Lactantius, a 4th-century early Christian and advisor to Roman Emperor Constantine the Great, described the emperor's demise as following:
He was suddenly surrounded by the barbarians, and slain, together with great part of his army; nor could he be honoured with the rites of sepulture, but, stripped and naked, he lay to be devoured by wild beasts and birds, a fit end for the enemy of God.

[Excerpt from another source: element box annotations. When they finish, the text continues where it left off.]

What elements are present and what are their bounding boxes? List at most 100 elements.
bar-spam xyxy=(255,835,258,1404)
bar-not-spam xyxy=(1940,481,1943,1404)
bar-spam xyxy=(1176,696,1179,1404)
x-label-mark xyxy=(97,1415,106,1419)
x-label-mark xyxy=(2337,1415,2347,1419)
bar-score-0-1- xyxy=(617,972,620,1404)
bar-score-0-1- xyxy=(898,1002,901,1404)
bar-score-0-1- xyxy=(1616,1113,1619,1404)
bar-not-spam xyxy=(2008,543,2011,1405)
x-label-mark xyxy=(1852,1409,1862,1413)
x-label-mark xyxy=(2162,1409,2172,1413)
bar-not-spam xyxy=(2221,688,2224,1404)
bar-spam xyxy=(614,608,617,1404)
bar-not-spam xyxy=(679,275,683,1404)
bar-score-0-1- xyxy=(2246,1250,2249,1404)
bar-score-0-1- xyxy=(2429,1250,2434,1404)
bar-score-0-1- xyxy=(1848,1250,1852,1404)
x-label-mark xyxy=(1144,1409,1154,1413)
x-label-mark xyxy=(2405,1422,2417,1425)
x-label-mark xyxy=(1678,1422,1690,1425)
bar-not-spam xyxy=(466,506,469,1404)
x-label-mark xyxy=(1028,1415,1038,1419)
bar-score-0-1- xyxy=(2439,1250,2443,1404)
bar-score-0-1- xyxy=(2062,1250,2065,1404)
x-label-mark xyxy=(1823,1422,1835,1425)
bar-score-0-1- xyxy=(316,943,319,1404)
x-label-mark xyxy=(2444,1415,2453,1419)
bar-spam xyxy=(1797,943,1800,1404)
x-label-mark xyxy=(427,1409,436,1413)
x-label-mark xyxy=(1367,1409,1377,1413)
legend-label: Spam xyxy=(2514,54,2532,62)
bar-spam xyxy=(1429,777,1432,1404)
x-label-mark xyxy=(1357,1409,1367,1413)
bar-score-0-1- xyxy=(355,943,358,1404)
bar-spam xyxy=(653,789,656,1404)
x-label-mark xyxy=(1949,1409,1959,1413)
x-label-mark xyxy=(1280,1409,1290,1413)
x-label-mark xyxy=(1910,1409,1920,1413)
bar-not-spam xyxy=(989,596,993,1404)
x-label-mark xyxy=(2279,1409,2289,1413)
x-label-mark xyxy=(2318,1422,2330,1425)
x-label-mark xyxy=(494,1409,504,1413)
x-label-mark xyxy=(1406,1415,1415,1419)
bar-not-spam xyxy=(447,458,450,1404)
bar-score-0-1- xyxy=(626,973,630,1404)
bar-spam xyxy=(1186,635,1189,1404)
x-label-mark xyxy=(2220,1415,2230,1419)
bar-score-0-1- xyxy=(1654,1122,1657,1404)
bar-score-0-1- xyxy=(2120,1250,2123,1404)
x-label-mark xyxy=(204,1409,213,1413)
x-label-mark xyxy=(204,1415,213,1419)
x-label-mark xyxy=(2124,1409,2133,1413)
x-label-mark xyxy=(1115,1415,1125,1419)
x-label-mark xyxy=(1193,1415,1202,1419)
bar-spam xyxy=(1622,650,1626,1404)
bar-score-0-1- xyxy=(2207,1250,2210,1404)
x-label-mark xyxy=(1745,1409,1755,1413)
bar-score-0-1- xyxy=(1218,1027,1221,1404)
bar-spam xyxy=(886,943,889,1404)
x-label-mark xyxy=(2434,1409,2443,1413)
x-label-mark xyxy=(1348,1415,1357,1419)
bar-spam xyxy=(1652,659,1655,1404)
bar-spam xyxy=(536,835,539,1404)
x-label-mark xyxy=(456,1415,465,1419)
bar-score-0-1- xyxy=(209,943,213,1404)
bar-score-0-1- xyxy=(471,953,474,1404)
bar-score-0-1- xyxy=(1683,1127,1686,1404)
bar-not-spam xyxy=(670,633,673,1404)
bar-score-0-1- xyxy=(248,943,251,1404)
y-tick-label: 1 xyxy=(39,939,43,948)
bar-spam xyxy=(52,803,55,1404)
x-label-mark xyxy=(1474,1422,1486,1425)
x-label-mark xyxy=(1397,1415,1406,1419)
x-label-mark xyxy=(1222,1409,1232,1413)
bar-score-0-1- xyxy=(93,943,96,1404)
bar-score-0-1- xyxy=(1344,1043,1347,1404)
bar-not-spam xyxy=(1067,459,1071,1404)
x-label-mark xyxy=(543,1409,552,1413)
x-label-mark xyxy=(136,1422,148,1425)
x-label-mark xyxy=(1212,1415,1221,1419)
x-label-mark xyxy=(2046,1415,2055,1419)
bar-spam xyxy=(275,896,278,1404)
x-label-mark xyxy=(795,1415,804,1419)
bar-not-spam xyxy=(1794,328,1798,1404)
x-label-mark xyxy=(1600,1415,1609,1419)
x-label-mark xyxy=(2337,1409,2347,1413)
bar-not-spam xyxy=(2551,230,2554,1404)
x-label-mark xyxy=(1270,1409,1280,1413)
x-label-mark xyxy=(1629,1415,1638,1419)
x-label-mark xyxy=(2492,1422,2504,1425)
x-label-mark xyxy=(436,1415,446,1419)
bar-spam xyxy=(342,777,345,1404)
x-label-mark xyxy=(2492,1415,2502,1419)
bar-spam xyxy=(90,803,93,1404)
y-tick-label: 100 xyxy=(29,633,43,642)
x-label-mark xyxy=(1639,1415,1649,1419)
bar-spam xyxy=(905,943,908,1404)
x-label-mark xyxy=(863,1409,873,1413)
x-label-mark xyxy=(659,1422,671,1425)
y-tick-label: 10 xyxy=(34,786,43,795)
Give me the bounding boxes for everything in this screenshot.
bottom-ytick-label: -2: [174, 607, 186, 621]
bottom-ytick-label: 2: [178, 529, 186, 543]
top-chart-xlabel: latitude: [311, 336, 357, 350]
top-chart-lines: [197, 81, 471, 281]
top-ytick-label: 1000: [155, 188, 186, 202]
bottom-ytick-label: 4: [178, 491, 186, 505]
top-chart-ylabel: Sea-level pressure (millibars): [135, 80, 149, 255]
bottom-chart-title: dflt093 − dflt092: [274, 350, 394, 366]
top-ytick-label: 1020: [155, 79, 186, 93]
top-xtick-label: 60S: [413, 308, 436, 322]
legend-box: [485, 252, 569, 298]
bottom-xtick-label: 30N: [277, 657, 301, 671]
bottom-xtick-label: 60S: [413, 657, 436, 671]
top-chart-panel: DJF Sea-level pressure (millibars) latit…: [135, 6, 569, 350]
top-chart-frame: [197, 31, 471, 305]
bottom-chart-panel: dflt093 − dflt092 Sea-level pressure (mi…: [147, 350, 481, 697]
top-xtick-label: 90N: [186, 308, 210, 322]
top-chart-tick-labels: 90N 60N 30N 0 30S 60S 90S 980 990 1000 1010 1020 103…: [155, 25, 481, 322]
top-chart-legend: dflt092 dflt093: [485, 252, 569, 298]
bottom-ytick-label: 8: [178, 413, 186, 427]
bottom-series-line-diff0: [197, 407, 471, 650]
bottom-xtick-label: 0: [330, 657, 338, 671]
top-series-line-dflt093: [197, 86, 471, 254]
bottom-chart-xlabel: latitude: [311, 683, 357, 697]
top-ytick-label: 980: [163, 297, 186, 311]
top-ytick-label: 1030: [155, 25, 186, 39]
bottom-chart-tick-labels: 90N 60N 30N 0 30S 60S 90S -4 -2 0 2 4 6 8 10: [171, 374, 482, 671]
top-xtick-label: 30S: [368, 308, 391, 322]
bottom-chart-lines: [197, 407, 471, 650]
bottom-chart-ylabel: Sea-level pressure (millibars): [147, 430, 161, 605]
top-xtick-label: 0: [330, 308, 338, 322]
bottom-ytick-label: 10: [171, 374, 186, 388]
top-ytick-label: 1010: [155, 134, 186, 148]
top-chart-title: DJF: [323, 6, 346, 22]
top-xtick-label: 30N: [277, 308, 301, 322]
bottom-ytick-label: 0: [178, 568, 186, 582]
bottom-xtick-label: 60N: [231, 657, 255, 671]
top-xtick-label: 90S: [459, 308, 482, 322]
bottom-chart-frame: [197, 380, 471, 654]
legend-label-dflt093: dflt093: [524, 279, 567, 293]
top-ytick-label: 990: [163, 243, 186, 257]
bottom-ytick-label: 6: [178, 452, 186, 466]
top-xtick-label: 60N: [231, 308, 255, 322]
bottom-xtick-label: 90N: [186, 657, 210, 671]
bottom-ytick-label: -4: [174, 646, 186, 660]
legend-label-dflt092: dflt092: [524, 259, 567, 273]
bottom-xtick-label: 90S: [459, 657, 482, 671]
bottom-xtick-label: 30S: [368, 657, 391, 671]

D. S. Potter rejects the story of Zosimus about Treboniannus Gallus who supposedly conspired with the enemies of Romans for delivering Decius' army into the Gothic trap since it seems impossible that, afterwards, the shattered Roman legions proclaimed emperor a traitor who was responsible for the loss of so many soldiers from their ranks. Another strong point against Gallus' treason is the fact that he adopted Hostilian, the younger son of Decius, after returning to Rome.

==Aftermath==
Gallus, who became emperor upon Decius' death, negotiated a treaty with the Goths under duress, which allowed them to keep their booty and return to their homes on the other side of the Danube. It is also possible that he agreed to pay an annual tribute in return for the Goths' promise to respect Roman territory. This humiliating treaty, the contemporary spread of the Plague of Cyprian with its devastating effects, and the chaotic situation in the East with the Sassanian invasions left Gallus with a very bad reputation amongst the later Roman historians. However, D. S. Potter suggests that, before the defeat at Abritus, the situation was not so serious that the available Roman forces would not be able to manage the invasions. Therefore, it is Decius' bad conduct which was responsible for the disastrous turn of the events. In any case, Gallus had no choice but to get rid of the Goths as soon as possible.

In 271, the Emperor Aurelian conclusively defeated the Goths and killed their king Cannabaudes in battle. Based on the similarity of the names, that king might coincide with the King Cniva who defeated Decius in Abritus.